We agree with the reviewer that this would be a good addition to the manuscript. The public health implications for control are several and extend to non-STEC reportable zoonotic enteric infections, such as Campylobacter and Salmonella. We will add a discussion of these.
(4) Understanding the relationship between specific risk factors and E. coli O157:H7 infections is essential for developing effective prevention strategies. Have case-control or cohort studies been conducted to assess the correlation between identified risk factors and the incidence of E. coli O157:H7 infections? What methodologies were employed to control for potential confounders in these studies?
Yes, there have been several case-control studies of reported cases. Many of these are referenced in the discussion in terms of the contribution of different sources to infection. However, we will add a more explicit discussion of risk factors.

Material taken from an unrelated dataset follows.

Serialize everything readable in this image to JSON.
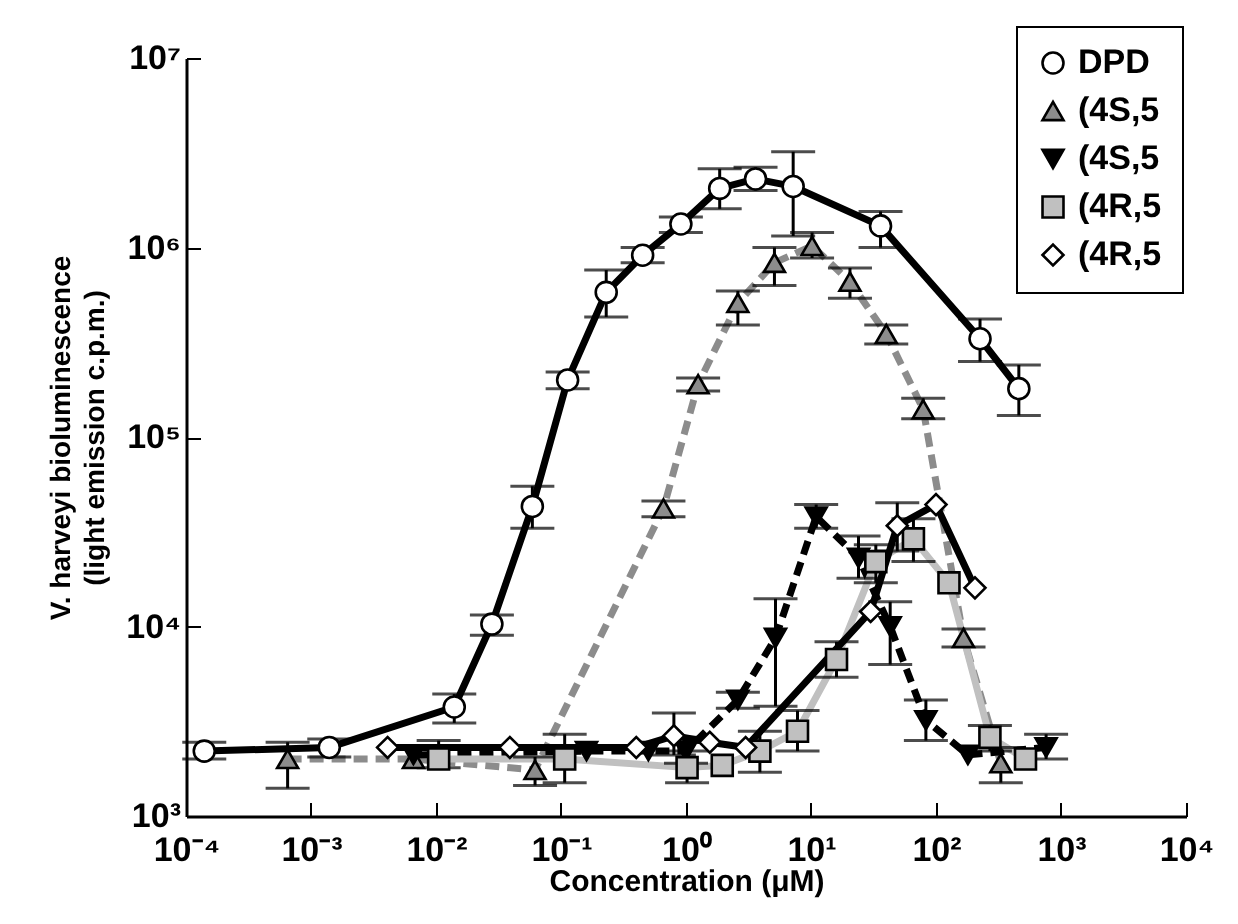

(5) The study's findings are noteworthy, particularly in the context of E. coli O157:H7 epidemiology. However, the extent to which these results can be replicated across different temporal and geographical settings remains an open question. It would be constructive for the authors to provide additional data that demonstrate the replication of their sampling and sequencing experiments under varied conditions. This would address concerns regarding the specificity of the observed patterns to the initial study's parameters.
We appreciate the reviewer’s comment, as we are currently building on this analysis with an American dataset with different types of data available than were used in this study. We will add a discussion of this. We will also be adding a sensitivity analysis to the manuscript simulating a different sampling approach, which should also be informative to this question.